Adult stem cells collected directly from human fat are more stable than other cells – such as fibroblasts from the skin – and have the potential for use in anti-aging treatments, according to researchers from the Perelman School of Medicine at the University of Pennsylvania. They made the discovery after developing a new model to study chronological aging of these cells. They published their findings this month in the journal Stem Cells.
Chronological aging shows the natural life cycle of the cells – as opposed to cells that have been unnaturally replicated multiple times or otherwise manipulated in a lab. In order to preserve the cells in their natural state, Penn researchers developed a system to collect and store them without manipulating them, making them available for this study. They found stem cells collected directly from human fat – called adipose-derived stem cells (ASCs) – can make more proteins than originally thought. This gives them the ability to replicate and maintain their stability, a finding that held true in cells collected from patients of all ages.

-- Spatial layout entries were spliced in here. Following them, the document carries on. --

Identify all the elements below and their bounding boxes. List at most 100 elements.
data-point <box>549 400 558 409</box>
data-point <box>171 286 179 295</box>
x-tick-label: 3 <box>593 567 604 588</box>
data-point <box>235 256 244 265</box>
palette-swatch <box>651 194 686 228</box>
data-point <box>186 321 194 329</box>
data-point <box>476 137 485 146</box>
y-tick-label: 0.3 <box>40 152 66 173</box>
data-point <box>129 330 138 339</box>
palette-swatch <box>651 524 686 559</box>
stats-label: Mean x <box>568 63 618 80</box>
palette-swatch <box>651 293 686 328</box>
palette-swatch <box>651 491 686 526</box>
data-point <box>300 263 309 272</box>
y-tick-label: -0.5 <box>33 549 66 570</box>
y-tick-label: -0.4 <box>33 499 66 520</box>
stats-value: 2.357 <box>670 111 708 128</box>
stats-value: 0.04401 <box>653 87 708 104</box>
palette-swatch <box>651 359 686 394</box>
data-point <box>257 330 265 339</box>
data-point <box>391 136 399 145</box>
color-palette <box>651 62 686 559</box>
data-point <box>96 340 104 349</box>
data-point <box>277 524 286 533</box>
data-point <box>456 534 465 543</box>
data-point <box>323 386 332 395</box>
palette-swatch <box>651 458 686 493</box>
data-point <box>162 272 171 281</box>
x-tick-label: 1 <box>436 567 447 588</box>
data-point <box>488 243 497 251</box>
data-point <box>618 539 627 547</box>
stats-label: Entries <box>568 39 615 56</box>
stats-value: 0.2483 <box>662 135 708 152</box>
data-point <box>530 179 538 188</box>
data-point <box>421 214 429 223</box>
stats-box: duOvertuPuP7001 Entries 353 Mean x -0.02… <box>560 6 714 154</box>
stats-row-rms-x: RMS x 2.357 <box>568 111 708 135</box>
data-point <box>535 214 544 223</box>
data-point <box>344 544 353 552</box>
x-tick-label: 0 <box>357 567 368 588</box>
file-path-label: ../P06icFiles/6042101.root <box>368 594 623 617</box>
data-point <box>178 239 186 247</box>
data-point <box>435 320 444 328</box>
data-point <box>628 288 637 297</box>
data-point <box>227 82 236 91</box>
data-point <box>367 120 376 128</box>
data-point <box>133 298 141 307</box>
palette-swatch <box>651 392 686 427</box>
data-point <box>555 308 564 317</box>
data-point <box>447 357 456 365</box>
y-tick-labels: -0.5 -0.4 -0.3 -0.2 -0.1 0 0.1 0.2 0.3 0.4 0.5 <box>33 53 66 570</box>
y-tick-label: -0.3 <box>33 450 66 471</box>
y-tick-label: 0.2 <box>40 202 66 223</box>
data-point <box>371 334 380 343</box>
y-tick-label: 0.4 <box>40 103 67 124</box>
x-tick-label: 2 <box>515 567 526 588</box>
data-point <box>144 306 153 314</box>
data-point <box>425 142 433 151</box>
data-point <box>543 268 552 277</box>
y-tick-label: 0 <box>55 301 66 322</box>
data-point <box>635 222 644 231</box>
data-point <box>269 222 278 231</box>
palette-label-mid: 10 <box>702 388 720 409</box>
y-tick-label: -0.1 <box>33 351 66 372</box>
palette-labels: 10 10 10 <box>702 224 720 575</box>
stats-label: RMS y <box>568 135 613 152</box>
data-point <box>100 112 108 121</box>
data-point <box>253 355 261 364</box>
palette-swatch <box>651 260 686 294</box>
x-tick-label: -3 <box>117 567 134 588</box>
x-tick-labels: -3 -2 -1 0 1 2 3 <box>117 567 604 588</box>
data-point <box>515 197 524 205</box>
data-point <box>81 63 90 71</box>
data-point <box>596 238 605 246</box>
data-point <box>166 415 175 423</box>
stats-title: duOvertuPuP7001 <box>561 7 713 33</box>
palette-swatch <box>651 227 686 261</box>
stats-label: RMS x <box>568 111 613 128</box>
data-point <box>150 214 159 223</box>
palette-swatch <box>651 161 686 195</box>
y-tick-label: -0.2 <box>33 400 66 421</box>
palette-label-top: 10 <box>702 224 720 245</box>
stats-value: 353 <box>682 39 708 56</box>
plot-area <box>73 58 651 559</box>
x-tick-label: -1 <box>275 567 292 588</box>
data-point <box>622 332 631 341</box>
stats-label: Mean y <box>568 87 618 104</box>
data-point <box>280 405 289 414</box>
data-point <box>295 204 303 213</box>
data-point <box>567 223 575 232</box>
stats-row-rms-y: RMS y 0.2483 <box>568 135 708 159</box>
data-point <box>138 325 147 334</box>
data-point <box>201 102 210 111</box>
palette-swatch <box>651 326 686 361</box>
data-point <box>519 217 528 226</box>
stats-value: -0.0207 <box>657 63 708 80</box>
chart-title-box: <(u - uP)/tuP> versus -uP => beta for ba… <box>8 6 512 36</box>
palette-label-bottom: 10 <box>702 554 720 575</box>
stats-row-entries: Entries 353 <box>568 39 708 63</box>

“Our study shows these cells are very robust, even when they are collected from older patients,” said Ivona Percec, MD, director of Basic Science Research in the Center for Human Appearance and the study’s lead author. “It also shows these cells can be potentially used safely in the future, because they require minimal manipulation and maintenance.”
Stem cells are currently used in a variety of anti-aging treatments and are commonly collected from a variety of tissues. But Percec’s team specifically found ASCs to be more stable than other cells, a finding that can potentially open the door to new therapies for the prevention and treatment of aging-related diseases.
“Unlike other adult human stem cells, the rate at which these ASCs multiply stays consistent with age,” Percec said. “That means these cells could be far more stable and helpful as we continue to study natural aging.”
ASCs are not currently approved for direct use by the Food and Drug Administration, so more research is needed. Percec said the next step for her team is to study how chromatin is regulated in ASCs. Essentially, they want to know how tightly the DNA is wound around proteins inside these cells and how this affects aging. The more open the chromatin is, the more the traits affected by the genes inside will be expressed. Percec said she hopes to find out how ASCs can maintain an open profile with aging.